Kehadiran pemukim ekstrim dan kekerasan, ditambah dengan kekerasan dilakukan polisi Israel dan tentara yang menegakkan kebijakan apartheid, membuat hidup menjadi begitu mustahil bagi masyarakat Palestina di Hebron.
Dengan sejumlah besar warga Palestina secara paksa didorong untuk meninggalkan daerah itu, Hashem Al-Aza adalah salah satu penduduk yang tersisa dari Tel Rumeida, ‘tempat yang paling intens di seluruh dunia’ seperti yang Hashem definisikan.

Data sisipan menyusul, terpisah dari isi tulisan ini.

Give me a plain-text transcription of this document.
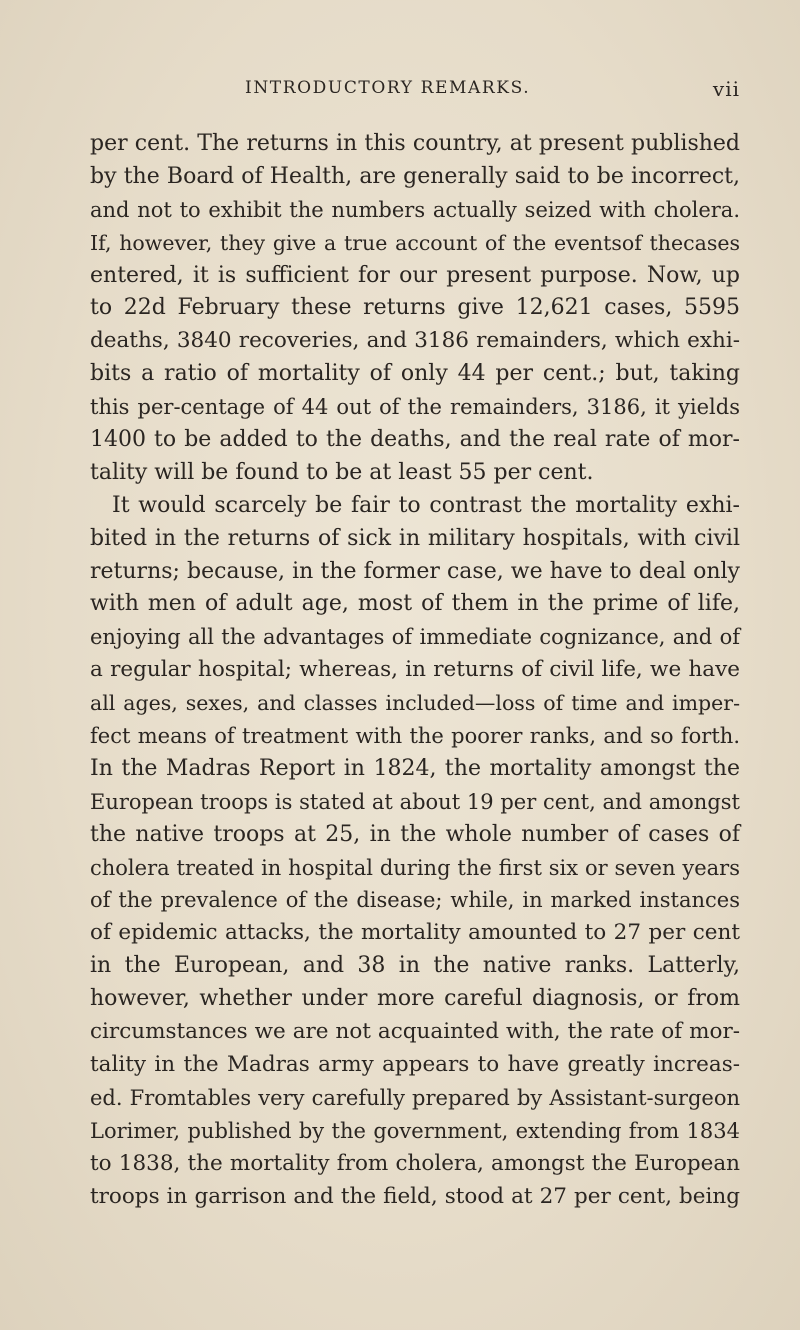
INTRODUCTORY REMARKS.	vii
per cent. The returns in this country, at present published
by the Board of Health, are generally said to be incorrect,
and not to exhibit the numbers actually seized with cholera.
If, however, they give a true account of the eventsof thecases
entered, it is sufficient for our present purpose. Now, up
to 22d February these returns give 12,621 cases, 5595
deaths, 3840 recoveries, and 3186 remainders, which exhi-
bits a ratio of mortality of only 44 per cent.; but, taking
this per-centage of 44 out of the remainders, 3186, it yields
1400 to be added to the deaths, and the real rate of mor-
tality will be found to be at least 55 per cent.
It would scarcely be fair to contrast the mortality exhi-
bited in the returns of sick in military hospitals, with civil
returns; because, in the former case, we have to deal only
with men of adult age, most of them in the prime of life,
enjoying all the advantages of immediate cognizance, and of
a regular hospital; whereas, in returns of civil life, we have
all ages, sexes, and classes included—loss of time and imper-
fect means of treatment with the poorer ranks, and so forth.
In the Madras Report in 1824, the mortality amongst the
European troops is stated at about 19 per cent, and amongst
the native troops at 25, in the whole number of cases of
cholera treated in hospital during the first six or seven years
of the prevalence of the disease; while, in marked instances
of epidemic attacks, the mortality amounted to 27 per cent
in the European, and 38 in the native ranks. Latterly,
however, whether under more careful diagnosis, or from
circumstances we are not acquainted with, the rate of mor-
tality in the Madras army appears to have greatly increas-
ed. Fromtables very carefully prepared by Assistant-surgeon
Lorimer, published by the government, extending from 1834
to 1838, the mortality from cholera, amongst the European
troops in garrison and the field, stood at 27 per cent, being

Ketika kami mendekati lebih jauh bukit, Hashem menunjukkan kepemilikan tanah, secara langsung di bawah koloni, di mana aku bisa melihat sebuah kandang semen, dibangun lebih dari sudut tanah, dengan tangga yang ditinggalkan oleh para pemukim tetangga dalam tanda yang jelas untuk menyita daerah. Anggur itu tampak diracun, zaitun telah dicuri dan, untuk membuat hal yang lebih nyaman untuk Hashem, sejak tahun 2000 Hashem sangat dibatasi untuk memanen buah zaitun di kebun sendiri.
Kembali di tahun 2007, Hashem telah membuat tekanan pada Pengadilan Tinggi Israel yang datang dengan resolusi yang hanya diperbolehkan panen hanya selama satu jam. Bahkan dengan resolusi itu, para pemukim dari atas rumahnya yang terhalang memetik zaitun menyerang Hashem dan beberapa aktivis internasional, yang diundang untuk mengambil bagian dan menyaksikan apa yang Hashem telah diramalkan akan terjadi.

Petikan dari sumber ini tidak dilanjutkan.